Fifth, further optimize the code
Since what I’m actually doing in my company is importing data into multiple tables, if I use the batching method above, then each of my inserts will have the following logic:
Try {if (list.size() > maxInsertItemNumPerTime) {list < list <HashMap>> all = new ArrayList<>(); int i = 0; while (i < list.size()) { List subList = list.subList(i, i + maxInsertItemNumPerTime); i = i + maxInsertItemNumPerTime; all.add(subList); } all.parallelStream().forEach(o -> mapper.testMassiveInsert(o)); }} catch (RuntimeException e) {log.info(LLDB + list.size() + 'failure', LLDB message ()); throw new RuntimeException(e); }Copy the code
Obviously this smells a little bit like repetitive code, and it doesn’t look good. So let’s do a simple wrapper, wrap this code in a method that will be called by whoever inserts it.

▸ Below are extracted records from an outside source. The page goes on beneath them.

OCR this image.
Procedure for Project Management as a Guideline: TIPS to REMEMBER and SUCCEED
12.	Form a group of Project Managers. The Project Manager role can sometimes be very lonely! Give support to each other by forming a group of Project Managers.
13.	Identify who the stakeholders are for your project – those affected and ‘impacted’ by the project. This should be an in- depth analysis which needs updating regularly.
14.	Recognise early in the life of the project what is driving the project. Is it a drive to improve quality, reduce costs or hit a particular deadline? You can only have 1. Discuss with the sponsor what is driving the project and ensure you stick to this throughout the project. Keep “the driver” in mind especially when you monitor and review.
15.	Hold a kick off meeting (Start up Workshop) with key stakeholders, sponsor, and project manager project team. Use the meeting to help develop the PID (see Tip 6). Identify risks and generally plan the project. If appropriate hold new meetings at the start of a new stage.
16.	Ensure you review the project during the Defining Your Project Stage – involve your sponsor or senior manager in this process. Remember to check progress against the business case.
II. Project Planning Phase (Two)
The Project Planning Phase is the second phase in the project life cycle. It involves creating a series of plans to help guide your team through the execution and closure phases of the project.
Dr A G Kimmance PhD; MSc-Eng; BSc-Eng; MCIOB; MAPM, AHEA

First, what arguments does this code need to pass in?
maxInsertItemNumPerTime
We don’t need to pass it in, because obviously this is a constantlist
The list of inserted contents needs to be passed in, and not all types areHashMap
Instead, different tables correspond to different entity classes. You need genericsT
.mapper
In thetestMassiveInsert(HashMap map)
Methods are obviously different from table insertsmapper
It’s definitely not the same method, so this also needs to be passed in, if you pass in a method as a parameter, then you need to useLambda expressions and functional programming
. If you’ve learned about functional interfaces, it’s natural to think that functions with only input and no output should be defined byConsumer
To pass in (and vice versaSupplier
When there are inputs and outputsFunction
).
So the final code abstraction should look like this:
public <T> void batchSplitInsert(List<T> list, Consumer insertFunc) {
List<List<T>> all = new ArrayList<>();
if (list.size() > maxInsertItemNumPerTime) {
int i = 0;
while (i < list.size()) {
List subList = list.subList(i, i + maxInsertItemNumPerTime);
i = i + maxInsertItemNumPerTime;
all.add(subList);
}
all.parallelStream().forEach(insertFunc);
} else{ insertFunc.accept(list); }}Copy the code
This is how I insert different tables:
List<TableDTO> needToInsert =...... ; // Add Consumer<List<TableDTO>> Consumer = o -> mapper.inserttable (o); batchSplitInsert(needToInsert, consumer);Copy the code
Now the whole world is graceful! If you are new to Java or just learning Java, you might as well start with simple Lambda statements. This is really a feature of Java8 that is super easy to use.
So far, this article is over, you have any questions, please comment, let’s communicate with each other.
If this article is helpful to you, please give it a thumbs up. Thanks! If the big guy has a better way to achieve it, please be sure to give advice!